Posted on: 18th Mar, 2009 05:57 am
My husband and I are not able to keep up the payments on our home becuse of illness and downsizing. The 2nd mortage is 1 payment behind and the 1st mortage is 3 paymts behind. Should we consider a Deed in Leiu
Posted on: 24th Mar, 2009 07:25 am
My husband and I are not able to keep up the payments on our home becuse of illness and downsizing. The 2nd mortage is 1 payment behind and the 1st mortage is 3 paymts behind. Should we consider a Deed in Leiu Will it be publicized in the newspaper? Will people know?
Posted on: 24th Mar, 2009 07:26 am
A few years ago, my dad decided to transfer the mortgage under my name while cashing all the equity in our house (So practically, he sold it to me). The deal was, he will still be paying most of the mortgage while I can go and move out on my own. I decided to stay to help and unfortunately, my dad decided to leave my mom for another woman and left me with the mortgage all on my own. (I know, I was stupid for trusting my own father).

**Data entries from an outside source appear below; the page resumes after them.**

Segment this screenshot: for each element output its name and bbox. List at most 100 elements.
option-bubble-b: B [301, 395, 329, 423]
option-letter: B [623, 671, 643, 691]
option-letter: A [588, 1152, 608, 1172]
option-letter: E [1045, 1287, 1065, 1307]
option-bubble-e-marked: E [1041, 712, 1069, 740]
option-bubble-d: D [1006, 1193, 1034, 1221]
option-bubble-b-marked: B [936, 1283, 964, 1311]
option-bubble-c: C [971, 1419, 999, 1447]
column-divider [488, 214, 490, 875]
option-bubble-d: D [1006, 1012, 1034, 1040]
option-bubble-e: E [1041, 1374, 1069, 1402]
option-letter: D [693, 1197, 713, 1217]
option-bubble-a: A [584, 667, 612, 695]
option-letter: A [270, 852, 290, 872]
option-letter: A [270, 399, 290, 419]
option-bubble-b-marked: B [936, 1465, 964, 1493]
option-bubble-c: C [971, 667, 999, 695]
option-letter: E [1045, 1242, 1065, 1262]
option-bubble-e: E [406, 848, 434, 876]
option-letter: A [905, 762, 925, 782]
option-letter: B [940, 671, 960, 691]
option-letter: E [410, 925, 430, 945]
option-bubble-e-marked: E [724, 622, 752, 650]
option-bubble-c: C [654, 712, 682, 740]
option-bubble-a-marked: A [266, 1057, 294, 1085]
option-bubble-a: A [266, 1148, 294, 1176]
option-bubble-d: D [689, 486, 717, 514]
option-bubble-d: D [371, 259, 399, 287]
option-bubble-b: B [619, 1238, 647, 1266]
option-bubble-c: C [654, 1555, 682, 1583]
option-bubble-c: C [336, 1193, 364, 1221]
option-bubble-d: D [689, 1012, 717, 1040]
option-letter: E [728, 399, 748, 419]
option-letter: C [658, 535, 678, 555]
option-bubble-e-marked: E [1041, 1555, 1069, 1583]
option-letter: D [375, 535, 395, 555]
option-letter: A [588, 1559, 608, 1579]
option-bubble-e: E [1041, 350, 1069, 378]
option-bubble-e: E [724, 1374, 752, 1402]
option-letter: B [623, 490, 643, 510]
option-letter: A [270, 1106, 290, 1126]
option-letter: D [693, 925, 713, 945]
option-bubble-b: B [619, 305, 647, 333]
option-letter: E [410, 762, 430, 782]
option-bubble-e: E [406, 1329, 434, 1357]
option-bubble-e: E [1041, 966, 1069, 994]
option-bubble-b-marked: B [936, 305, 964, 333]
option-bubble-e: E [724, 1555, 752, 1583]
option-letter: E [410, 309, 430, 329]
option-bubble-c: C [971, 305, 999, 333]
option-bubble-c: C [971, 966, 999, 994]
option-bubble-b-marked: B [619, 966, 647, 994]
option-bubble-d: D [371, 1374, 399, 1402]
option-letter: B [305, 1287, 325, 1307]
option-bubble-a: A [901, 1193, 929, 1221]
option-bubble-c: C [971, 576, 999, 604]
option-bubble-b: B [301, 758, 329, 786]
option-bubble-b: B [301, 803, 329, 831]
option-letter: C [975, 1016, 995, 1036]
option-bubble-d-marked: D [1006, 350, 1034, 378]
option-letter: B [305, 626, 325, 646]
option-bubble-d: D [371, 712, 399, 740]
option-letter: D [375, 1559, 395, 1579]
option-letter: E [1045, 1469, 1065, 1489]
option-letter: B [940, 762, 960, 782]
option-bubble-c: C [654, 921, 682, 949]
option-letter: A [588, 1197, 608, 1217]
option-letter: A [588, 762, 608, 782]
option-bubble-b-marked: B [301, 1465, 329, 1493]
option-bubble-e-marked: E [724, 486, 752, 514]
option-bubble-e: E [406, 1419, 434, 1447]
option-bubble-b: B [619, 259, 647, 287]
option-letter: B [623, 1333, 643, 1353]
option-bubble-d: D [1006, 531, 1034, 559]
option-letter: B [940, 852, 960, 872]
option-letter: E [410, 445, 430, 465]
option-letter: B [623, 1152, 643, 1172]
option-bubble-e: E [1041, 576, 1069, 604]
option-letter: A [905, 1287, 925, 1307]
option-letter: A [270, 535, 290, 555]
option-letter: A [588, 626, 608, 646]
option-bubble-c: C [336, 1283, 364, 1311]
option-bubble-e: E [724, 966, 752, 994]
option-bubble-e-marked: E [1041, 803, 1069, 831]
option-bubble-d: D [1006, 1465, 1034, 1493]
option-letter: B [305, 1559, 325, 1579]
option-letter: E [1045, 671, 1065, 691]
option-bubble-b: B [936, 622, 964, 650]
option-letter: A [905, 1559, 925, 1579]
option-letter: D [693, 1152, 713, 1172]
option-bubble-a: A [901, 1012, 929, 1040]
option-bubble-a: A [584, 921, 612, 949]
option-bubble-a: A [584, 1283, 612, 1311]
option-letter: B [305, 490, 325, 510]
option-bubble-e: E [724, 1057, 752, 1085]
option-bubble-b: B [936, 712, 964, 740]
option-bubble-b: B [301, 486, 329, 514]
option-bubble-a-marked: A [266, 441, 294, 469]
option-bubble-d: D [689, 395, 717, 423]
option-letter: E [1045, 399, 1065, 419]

Anyway, I have been trying to sell my house but it's been tough. Now I'm underwater and considering a short sale. I haven't missed any mortgage payments yet but I'm afraid that I will have to sooner or later (he also left a lot of credit card debt under my name). Is short sale a good option for me? How will this affect my credit? I just really want to get out of this house, for financial and emotional reasons. Your advice is greatly appreciated. Thanks.
Posted on: 24th Mar, 2009 10:30 am
Hi Mary,

A short sale, indeed, would be a good option in this situation. This will affect your credit by almost 75 to 100 points, as opposed to 250 points in a foreclosure or a deed in lieu. However, you are required to pay off the deficient amount due to the short sale.

Thanks,

Jerry
Posted on: 25th Mar, 2009 04:47 am
Update

--------------------------------------------------------------------------------

I just got an offer on my house for 365k

What I owe is:
1st mortgage: 385k
HELOC: 40k

My real estate lawyer said that there's a possibility that the short sale can be approved if I proved that my incoming is less than my outgoing expenses. He also said that whatever the bank is forgiving is non-taxable because it's my primary residence.

Is this accurate?
Posted on: 25th Mar, 2009 10:26 am
Hi Mary,

That is right. If you can show your income to be less than your outgoing expenses, you have a fair chance of getting the shorts sale approved by the bank. You may not have to pay taxes on the forgiven amount under the mortgage forgiveness debt relief act as it is your primary residence.
Posted on: 26th Mar, 2009 01:48 am
I have a house that i had to stop making payments. I haven't paid since february. They won't foreclose. I am going to send them the deed in leu of. What are the problems that i will have besides my credit?